Puesto a escuchar, llegó a descubrir que “cuando el hacha entra en el bosque, los árboles dicen: ¡Mira, el mango es uno de los nuestros!”
Una noche vio a un pastor derrumbado por una trompada; ese pastor, con todo el cielo arriba, supo que las estrellas son indiferentes.
Trajinando los secretos eslabones del vivir aprendió que si se pudiera dar un nombre a cada cosa que sucede, sobrarían las historias, estarían de más. Estaba convencido de que la vida, la vida de aquí abajo, “suele superar a nuestro vocabulario. Falta una palabra y entonces hay que relatar una historia.”

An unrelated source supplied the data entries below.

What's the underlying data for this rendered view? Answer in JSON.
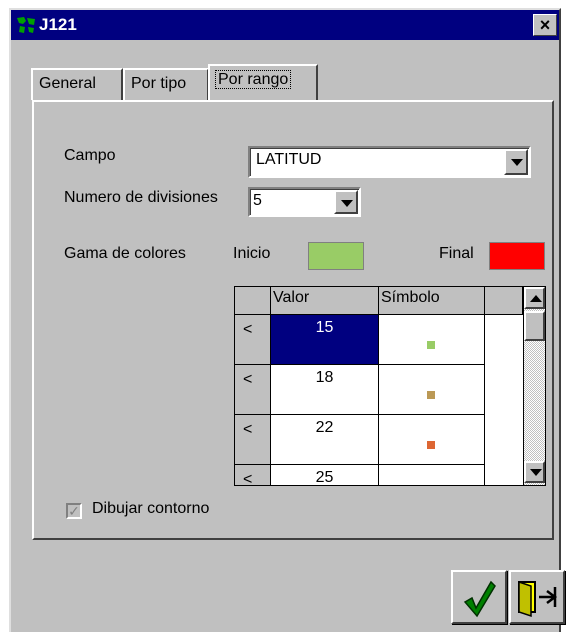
{
  "window": {
    "title": "J121",
    "close_label": "×"
  },
  "tabs": [
    {
      "label": "General",
      "active": false
    },
    {
      "label": "Por tipo",
      "active": false
    },
    {
      "label": "Por rango",
      "active": true
    }
  ],
  "form": {
    "campo_label": "Campo",
    "campo_value": "LATITUD",
    "divisiones_label": "Numero de divisiones",
    "divisiones_value": "5",
    "gama_label": "Gama de colores",
    "inicio_label": "Inicio",
    "final_label": "Final",
    "colors": {
      "inicio": "#99CC66",
      "final": "#FF0000"
    }
  },
  "table": {
    "headers": {
      "indicator": "",
      "valor": "Valor",
      "simbolo": "Símbolo"
    },
    "rows": [
      {
        "op": "<",
        "valor": "15",
        "color": "#99CC66",
        "selected": true
      },
      {
        "op": "<",
        "valor": "18",
        "color": "#BB9955",
        "selected": false
      },
      {
        "op": "<",
        "valor": "22",
        "color": "#DD6633",
        "selected": false
      },
      {
        "op": "<",
        "valor": "25",
        "color": "#FF3311",
        "selected": false
      }
    ]
  },
  "options": {
    "dibujar_contorno_label": "Dibujar contorno",
    "dibujar_contorno_checked": true
  },
  "buttons": {
    "ok_icon": "checkmark-icon",
    "exit_icon": "exit-door-icon"
  }
}
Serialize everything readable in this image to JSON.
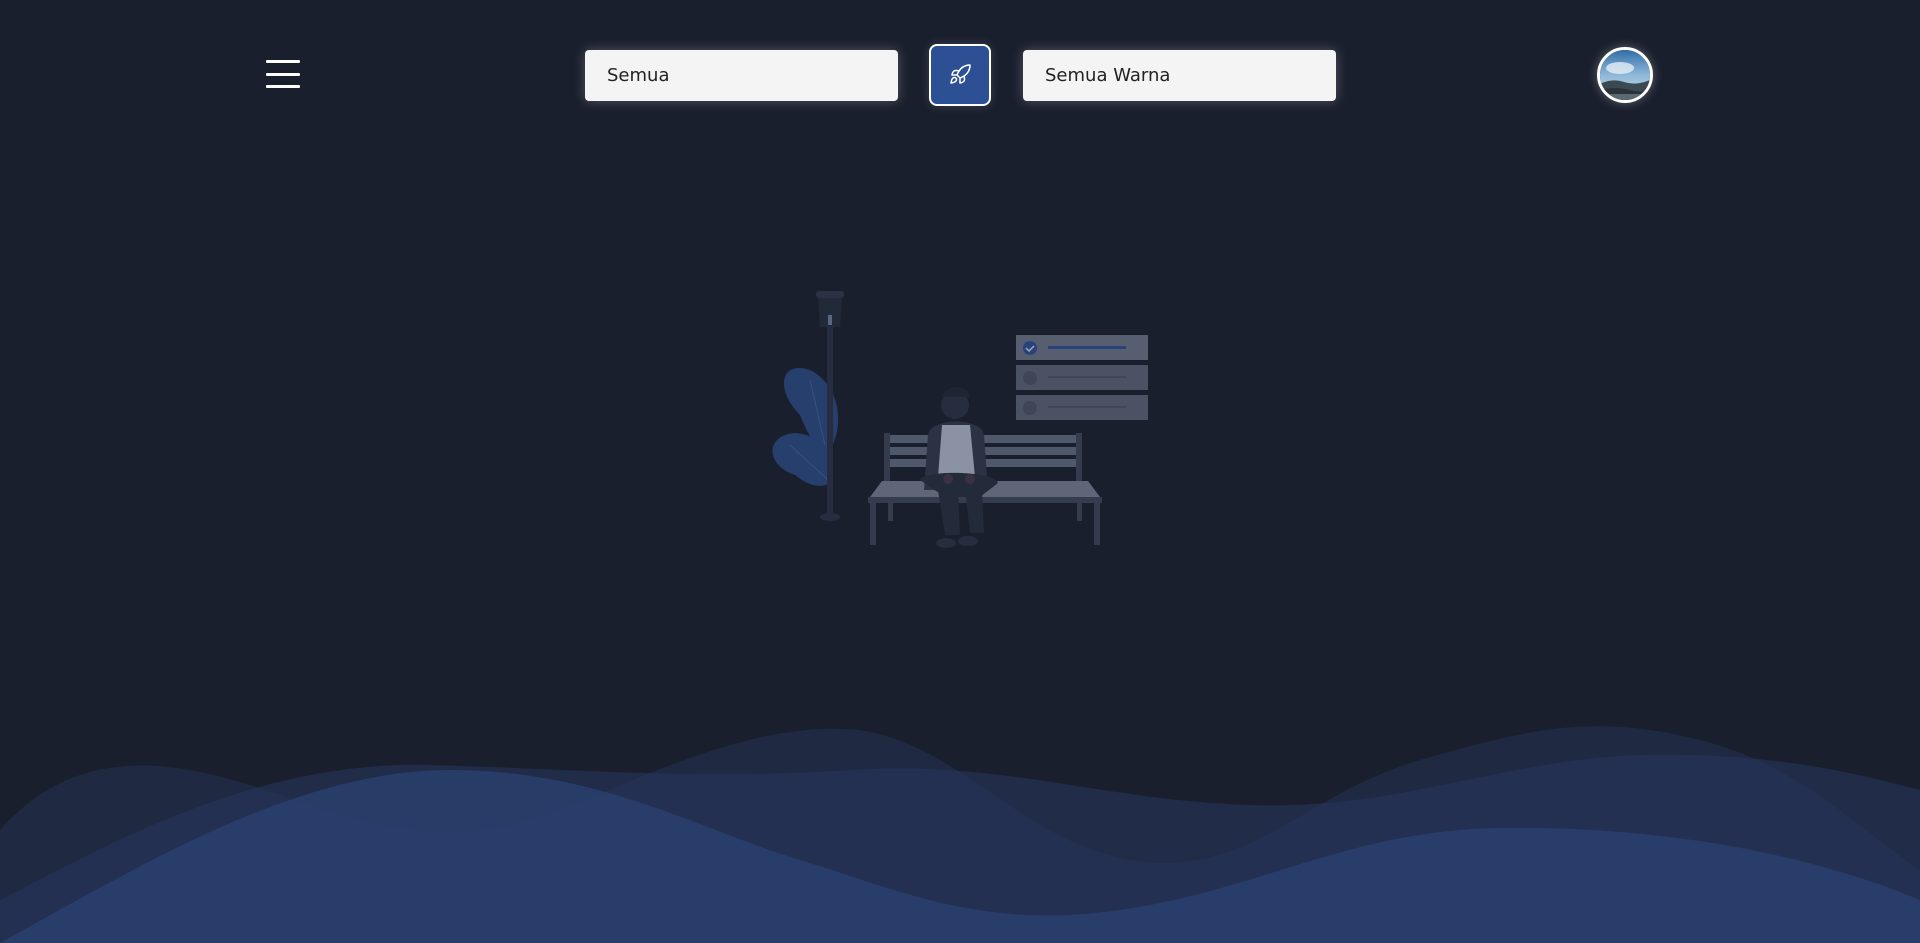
{
  "header": {
    "menu_icon": "hamburger-menu-icon",
    "category_select": {
      "value": "Semua"
    },
    "submit_icon": "rocket-icon",
    "color_select": {
      "value": "Semua Warna"
    },
    "avatar_icon": "user-avatar"
  },
  "empty_state": {
    "illustration": "person-on-bench-empty-illustration"
  },
  "colors": {
    "background": "#1a1f2d",
    "accent": "#2d4f94",
    "wave": "#2a3f6e"
  }
}
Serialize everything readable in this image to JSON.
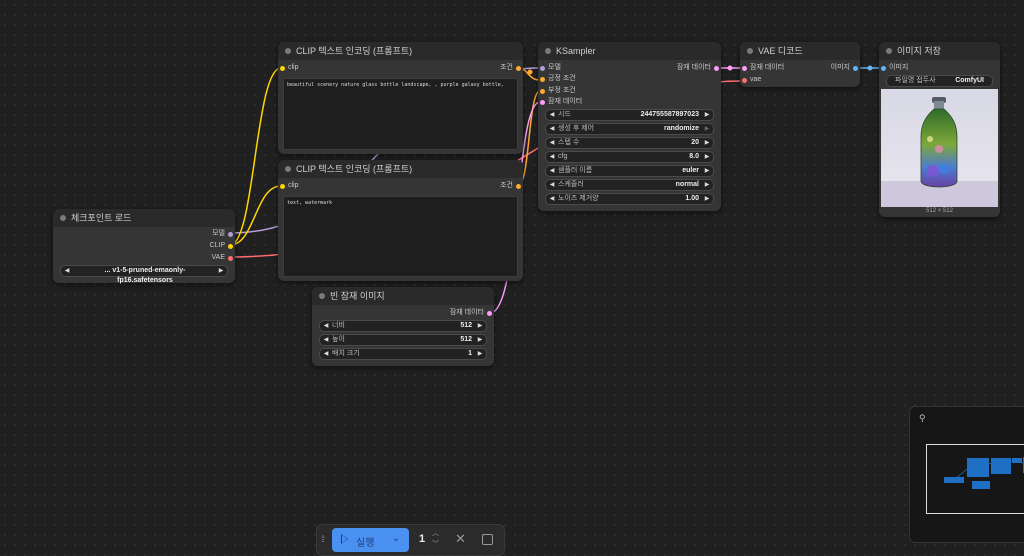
{
  "nodes": {
    "clip_pos": {
      "title": "CLIP 텍스트 인코딩 (프롬프트)",
      "in_clip": "clip",
      "out_cond": "조건",
      "text": "beautiful scenery nature glass bottle landscape, , purple galaxy bottle,"
    },
    "clip_neg": {
      "title": "CLIP 텍스트 인코딩 (프롬프트)",
      "in_clip": "clip",
      "out_cond": "조건",
      "text": "text, watermark"
    },
    "checkpoint": {
      "title": "체크포인트 로드",
      "out_model": "모델",
      "out_clip": "CLIP",
      "out_vae": "VAE",
      "ckpt_value": "... v1-5-pruned-emaonly-fp16.safetensors"
    },
    "empty_latent": {
      "title": "빈 잠재 이미지",
      "out_latent": "잠재 데이터",
      "width_label": "너비",
      "width_value": "512",
      "height_label": "높이",
      "height_value": "512",
      "batch_label": "배치 크기",
      "batch_value": "1"
    },
    "ksampler": {
      "title": "KSampler",
      "in_model": "모델",
      "in_positive": "긍정 조건",
      "in_negative": "부정 조건",
      "in_latent": "잠재 데이터",
      "out_latent": "잠재 데이터",
      "widgets": [
        {
          "label": "시드",
          "value": "244755587897023"
        },
        {
          "label": "생성 후 제어",
          "value": "randomize"
        },
        {
          "label": "스텝 수",
          "value": "20"
        },
        {
          "label": "cfg",
          "value": "8.0"
        },
        {
          "label": "샘플러 이름",
          "value": "euler"
        },
        {
          "label": "스케줄러",
          "value": "normal"
        },
        {
          "label": "노이즈 제거양",
          "value": "1.00"
        }
      ]
    },
    "vae_decode": {
      "title": "VAE 디코드",
      "in_samples": "잠재 데이터",
      "in_vae": "vae",
      "out_image": "이미지"
    },
    "save_image": {
      "title": "이미지 저장",
      "in_images": "이미지",
      "prefix_label": "파일명 접두사",
      "prefix_value": "ComfyUI",
      "size_caption": "512 × 512"
    }
  },
  "toolbar": {
    "run_label": "실행",
    "batch_count": "1"
  },
  "colors": {
    "model": "#b39ddb",
    "clip": "#ffd500",
    "vae": "#ff6e6e",
    "conditioning": "#ffa931",
    "latent": "#ff9cf9",
    "image": "#64b5f6",
    "run_button": "#4a90f0"
  },
  "icons": {
    "drag_handle": "drag-handle-icon",
    "run": "play-icon",
    "dropdown": "chevron-down-icon",
    "stepper": "stepper-icon",
    "cancel": "close-icon",
    "stop": "stop-square-icon",
    "minimap_settings": "settings-sliders-icon"
  }
}
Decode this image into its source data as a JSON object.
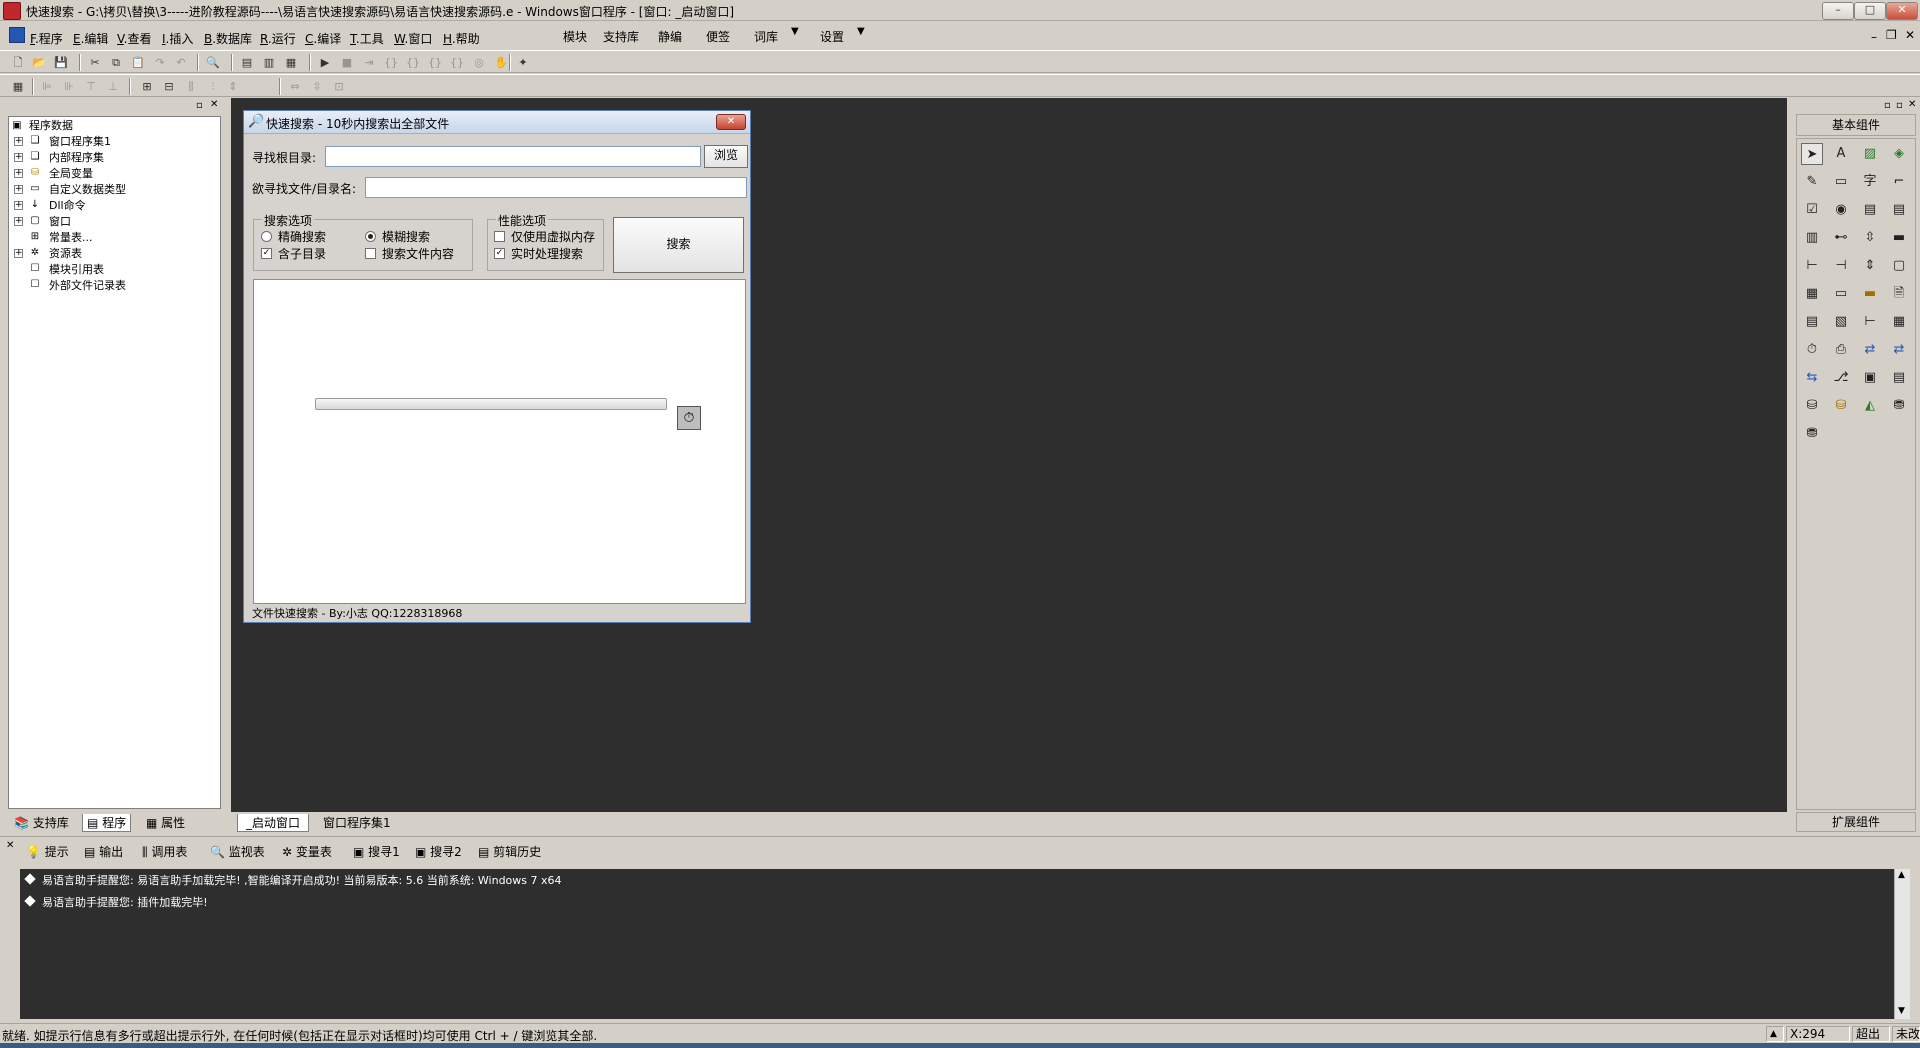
{
  "window": {
    "title": "快速搜索 - G:\\拷贝\\替换\\3-----进阶教程源码----\\易语言快速搜索源码\\易语言快速搜索源码.e - Windows窗口程序 - [窗口: _启动窗口]",
    "min_glyph": "–",
    "max_glyph": "□",
    "close_glyph": "✕"
  },
  "menubar": {
    "items": [
      {
        "key": "F",
        "label": ".程序"
      },
      {
        "key": "E",
        "label": ".编辑"
      },
      {
        "key": "V",
        "label": ".查看"
      },
      {
        "key": "I",
        "label": ".插入"
      },
      {
        "key": "B",
        "label": ".数据库"
      },
      {
        "key": "R",
        "label": ".运行"
      },
      {
        "key": "C",
        "label": ".编译"
      },
      {
        "key": "T",
        "label": ".工具"
      },
      {
        "key": "W",
        "label": ".窗口"
      },
      {
        "key": "H",
        "label": ".帮助"
      }
    ],
    "extras": [
      "模块",
      "支持库",
      "静编",
      "便签",
      "词库",
      "设置"
    ]
  },
  "left_panel": {
    "tree": [
      {
        "label": "程序数据",
        "level": 0
      },
      {
        "label": "窗口程序集1",
        "level": 1
      },
      {
        "label": "内部程序集",
        "level": 1
      },
      {
        "label": "全局变量",
        "level": 1
      },
      {
        "label": "自定义数据类型",
        "level": 1
      },
      {
        "label": "Dll命令",
        "level": 1
      },
      {
        "label": "窗口",
        "level": 1
      },
      {
        "label": "常量表...",
        "level": 1
      },
      {
        "label": "资源表",
        "level": 1
      },
      {
        "label": "模块引用表",
        "level": 1
      },
      {
        "label": "外部文件记录表",
        "level": 1
      }
    ],
    "tabs": [
      "支持库",
      "程序",
      "属性"
    ]
  },
  "designer": {
    "tabs": [
      "_启动窗口",
      "窗口程序集1"
    ],
    "form": {
      "title": "快速搜索 - 10秒内搜索出全部文件",
      "root_label": "寻找根目录:",
      "root_value": "",
      "browse_label": "浏览",
      "name_label": "欲寻找文件/目录名:",
      "name_value": "",
      "group_search_title": "搜索选项",
      "opt_exact": "精确搜索",
      "opt_fuzzy": "模糊搜索",
      "opt_subdir": "含子目录",
      "opt_content": "搜索文件内容",
      "group_perf_title": "性能选项",
      "opt_virtual": "仅使用虚拟内存",
      "opt_realtime": "实时处理搜索",
      "search_button": "搜索",
      "progress": 0,
      "footer": "文件快速搜索 - By:小志   QQ:1228318968"
    }
  },
  "palette": {
    "header": "基本组件",
    "footer": "扩展组件"
  },
  "output": {
    "tabs": [
      "提示",
      "输出",
      "调用表",
      "监视表",
      "变量表",
      "搜寻1",
      "搜寻2",
      "剪辑历史"
    ],
    "lines": [
      "易语言助手提醒您: 易语言助手加载完毕!  ,智能编译开启成功!  当前易版本: 5.6  当前系统: Windows 7 x64",
      "易语言助手提醒您: 插件加载完毕!"
    ]
  },
  "statusbar": {
    "message": "就绪. 如提示行信息有多行或超出提示行外, 在任何时候(包括正在显示对话框时)均可使用 Ctrl + / 键浏览其全部.",
    "coord": "X:294",
    "mode": "超出",
    "state": "未改"
  }
}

Un día Berger, John Berger –así se llama el entrañable–, no tuvo la palabra necesaria para lo que su imaginación desataba, y entonces escribió sobre un campesino que estaba en el pajar desnudo de la cintura para arriba; su carne sin sol parecía la de un hombre y la de un niño… Es Berger, ese John Berger el que ahora mismo nos está contando; escuchémoslo:
El hombre con la frente sobre el hule “lloró por todo lo que no podía volver a suceder. Lloró por su madre haciendo buñuelos de patatas. Lloró por ella podando los rosales del jardín. Lloró por su padre gritando. Lloró por el trineo que tenía de niño. Lloró por el triángulo de vello entre las piernas de Zuzanne, la maestra. Lloró por el olor de una mujer planchando sábanas. Lloró por el puchero de mermelada borboteando en el fogón. Lloró por su granja, en la que no había niños. Lloró por el sonido de la lluvia cayendo sobre las hojas de rubarbo y por su padre vociferando: ¡escucha eso! Lloró por el heno que quedaba por segar todavía. Lloró por los cuarenta y cuatro años que habían pasado y lloró por él mismo.”